# Netting/Catching Shad and Skipjack



## fishdealer04 (Aug 27, 2006)

I am looking to stock up my freezer with some shad and skipjack. Just wondering if it is possible to get them from the Ohio river from the bank in the Cincy area? I have my cast net as well as sabiki bait rigs.... Any suggestions would be great.


----------



## Skizzy Rotum (Jul 25, 2006)

I haven't personally netted shad or skipjack, however I have talked with guys who go out on the OR and have been successful, I am not sure how far you are away from East Fork lake, but if you head to the beach you can get tons of shad. We got some nice shad at night and wasn't really a problem. The boat ramp at Smith Fields off of eastern ave right before you get downtown has shad. Hopefully this helps you out a little bit.


----------



## fishdealer04 (Aug 27, 2006)

Thanks Skizzy. I am not too far from EF. I might run over there and give it a try.


----------



## 1badmthrfisher (Apr 4, 2005)

You can easily get hem on the ohio river....But it sometimes takes patience to find them... Find some tributaries off the main river and use your cast net... I have caught more shad than I can pull in in one cast before from a tributary on the bank....and I have also thrown for hours even on a boat looking for them....


----------



## UFM82 (Apr 6, 2004)

With a bright sun and no breeze. I've not found a substantial amount of skips under any other circumstances, although I'm sure some have. Those days seem to be in September and October for me. I've netted small skips in the summer but never in dirty water. 
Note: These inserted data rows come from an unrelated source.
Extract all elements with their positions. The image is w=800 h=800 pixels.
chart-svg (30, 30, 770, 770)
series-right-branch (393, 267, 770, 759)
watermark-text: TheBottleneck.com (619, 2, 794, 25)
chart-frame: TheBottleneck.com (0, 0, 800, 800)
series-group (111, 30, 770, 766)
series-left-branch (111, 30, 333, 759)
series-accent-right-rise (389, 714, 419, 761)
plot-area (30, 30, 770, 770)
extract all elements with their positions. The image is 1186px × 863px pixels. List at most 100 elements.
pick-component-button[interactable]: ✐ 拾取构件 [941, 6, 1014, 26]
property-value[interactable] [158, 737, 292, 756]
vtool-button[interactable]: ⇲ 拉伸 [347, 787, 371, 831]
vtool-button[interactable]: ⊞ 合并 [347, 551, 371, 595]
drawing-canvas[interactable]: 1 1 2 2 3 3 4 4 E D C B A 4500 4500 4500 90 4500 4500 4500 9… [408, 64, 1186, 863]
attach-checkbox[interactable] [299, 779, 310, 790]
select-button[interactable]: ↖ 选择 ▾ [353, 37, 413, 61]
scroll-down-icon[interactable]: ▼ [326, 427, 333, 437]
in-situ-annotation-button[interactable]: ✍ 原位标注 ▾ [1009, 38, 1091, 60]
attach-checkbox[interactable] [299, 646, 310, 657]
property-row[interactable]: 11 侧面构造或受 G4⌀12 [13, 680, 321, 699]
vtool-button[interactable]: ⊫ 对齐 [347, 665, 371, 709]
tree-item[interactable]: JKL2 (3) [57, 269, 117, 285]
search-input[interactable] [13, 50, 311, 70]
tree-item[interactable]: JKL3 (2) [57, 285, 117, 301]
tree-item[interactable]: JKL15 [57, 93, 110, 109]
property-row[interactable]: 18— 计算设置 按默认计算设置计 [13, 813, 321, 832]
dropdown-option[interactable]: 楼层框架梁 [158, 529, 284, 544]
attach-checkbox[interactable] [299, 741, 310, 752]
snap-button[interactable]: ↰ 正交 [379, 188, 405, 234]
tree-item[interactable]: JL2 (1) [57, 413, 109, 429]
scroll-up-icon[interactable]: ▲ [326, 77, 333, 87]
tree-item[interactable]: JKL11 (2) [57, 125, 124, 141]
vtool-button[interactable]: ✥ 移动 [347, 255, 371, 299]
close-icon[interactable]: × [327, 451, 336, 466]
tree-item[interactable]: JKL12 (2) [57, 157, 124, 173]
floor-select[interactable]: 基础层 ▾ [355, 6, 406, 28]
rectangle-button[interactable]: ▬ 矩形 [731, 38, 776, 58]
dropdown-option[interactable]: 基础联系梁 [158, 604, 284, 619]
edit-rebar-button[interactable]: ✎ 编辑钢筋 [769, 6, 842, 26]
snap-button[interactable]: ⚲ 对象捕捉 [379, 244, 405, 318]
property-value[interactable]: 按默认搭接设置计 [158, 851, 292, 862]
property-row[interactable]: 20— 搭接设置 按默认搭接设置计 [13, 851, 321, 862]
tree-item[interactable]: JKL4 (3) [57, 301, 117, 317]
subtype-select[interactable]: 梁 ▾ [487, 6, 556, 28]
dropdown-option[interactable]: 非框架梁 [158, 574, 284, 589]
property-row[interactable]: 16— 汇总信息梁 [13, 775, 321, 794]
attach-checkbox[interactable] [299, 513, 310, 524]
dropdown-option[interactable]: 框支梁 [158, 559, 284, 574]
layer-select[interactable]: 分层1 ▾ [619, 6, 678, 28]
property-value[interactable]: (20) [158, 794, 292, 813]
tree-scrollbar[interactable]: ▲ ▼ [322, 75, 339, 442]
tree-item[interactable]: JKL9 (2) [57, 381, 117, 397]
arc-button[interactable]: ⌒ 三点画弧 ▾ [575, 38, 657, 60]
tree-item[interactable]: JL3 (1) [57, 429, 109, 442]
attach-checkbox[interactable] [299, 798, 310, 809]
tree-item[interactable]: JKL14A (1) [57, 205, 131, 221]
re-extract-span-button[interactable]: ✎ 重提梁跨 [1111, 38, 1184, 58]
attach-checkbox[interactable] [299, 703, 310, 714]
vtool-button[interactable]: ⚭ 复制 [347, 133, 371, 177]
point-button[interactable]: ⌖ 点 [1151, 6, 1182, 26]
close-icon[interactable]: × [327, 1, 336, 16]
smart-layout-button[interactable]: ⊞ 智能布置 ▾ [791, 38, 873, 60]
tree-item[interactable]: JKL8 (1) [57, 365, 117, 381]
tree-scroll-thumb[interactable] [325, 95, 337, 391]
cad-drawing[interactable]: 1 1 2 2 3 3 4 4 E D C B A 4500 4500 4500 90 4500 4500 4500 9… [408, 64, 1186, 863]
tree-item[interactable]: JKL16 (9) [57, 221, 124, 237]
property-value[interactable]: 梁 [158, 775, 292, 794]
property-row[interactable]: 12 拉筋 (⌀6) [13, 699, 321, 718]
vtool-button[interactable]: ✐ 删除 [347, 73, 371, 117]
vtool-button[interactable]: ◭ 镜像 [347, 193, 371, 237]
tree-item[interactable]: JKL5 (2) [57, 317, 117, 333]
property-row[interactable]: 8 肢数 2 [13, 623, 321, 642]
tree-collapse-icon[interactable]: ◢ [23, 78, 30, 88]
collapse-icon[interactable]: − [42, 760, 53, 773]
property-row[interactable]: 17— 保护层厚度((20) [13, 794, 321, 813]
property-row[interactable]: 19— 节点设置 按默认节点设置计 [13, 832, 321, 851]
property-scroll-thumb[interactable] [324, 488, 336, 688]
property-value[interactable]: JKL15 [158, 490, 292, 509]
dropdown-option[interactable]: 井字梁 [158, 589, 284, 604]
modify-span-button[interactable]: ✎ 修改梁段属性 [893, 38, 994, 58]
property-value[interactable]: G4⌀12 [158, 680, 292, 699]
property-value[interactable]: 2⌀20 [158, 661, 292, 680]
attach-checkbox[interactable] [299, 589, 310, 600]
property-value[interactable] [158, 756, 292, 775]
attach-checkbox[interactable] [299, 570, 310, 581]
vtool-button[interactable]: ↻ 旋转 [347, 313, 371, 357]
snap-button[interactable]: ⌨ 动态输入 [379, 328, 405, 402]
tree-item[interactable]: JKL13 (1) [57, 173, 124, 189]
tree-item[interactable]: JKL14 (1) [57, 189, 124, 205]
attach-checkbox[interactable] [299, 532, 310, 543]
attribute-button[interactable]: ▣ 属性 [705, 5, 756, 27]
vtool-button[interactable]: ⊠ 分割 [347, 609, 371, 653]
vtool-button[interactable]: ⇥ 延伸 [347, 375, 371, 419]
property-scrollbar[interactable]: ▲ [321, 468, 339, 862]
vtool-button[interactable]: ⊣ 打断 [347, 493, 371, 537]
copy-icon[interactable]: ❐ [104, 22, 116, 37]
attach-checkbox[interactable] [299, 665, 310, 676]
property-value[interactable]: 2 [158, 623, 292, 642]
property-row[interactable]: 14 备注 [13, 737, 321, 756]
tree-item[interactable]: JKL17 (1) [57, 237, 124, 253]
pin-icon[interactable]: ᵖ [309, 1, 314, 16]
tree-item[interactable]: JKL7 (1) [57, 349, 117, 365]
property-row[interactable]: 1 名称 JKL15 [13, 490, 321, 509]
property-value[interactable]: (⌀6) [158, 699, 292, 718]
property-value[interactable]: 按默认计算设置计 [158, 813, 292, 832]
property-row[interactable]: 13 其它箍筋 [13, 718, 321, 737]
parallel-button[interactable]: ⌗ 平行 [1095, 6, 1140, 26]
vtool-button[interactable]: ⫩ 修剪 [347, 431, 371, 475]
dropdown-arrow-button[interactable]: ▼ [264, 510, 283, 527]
Shad can be found from the bank near grass or slimy concrete as they'll feed on that stuff. I am always in my boat so I can't vouch for bank netting but places like EF, Rocky Fork, local lakes, spillways, etc all hold shad. 

UFM82


----------



## LMRcatman (May 30, 2006)

hey man i was up at east fork this past yesterday and found a good amount of shad "3-6 in" good catin size up in the back of the creeks/coves. most of the lake is dirty but the creeks are runin real clean and those shad are all in the nice water. look to seem them spit on the surface and throw your net in the genral directions. i got about 60 in 20 cast. also got some nice crappie up in those creeks too! good luck!


----------



## Fishyguy (Apr 10, 2004)

You can get a ton of skips in may as soon as the water is below 28 feet cincy level and it is sunny out. Markland Dam is a good place.


----------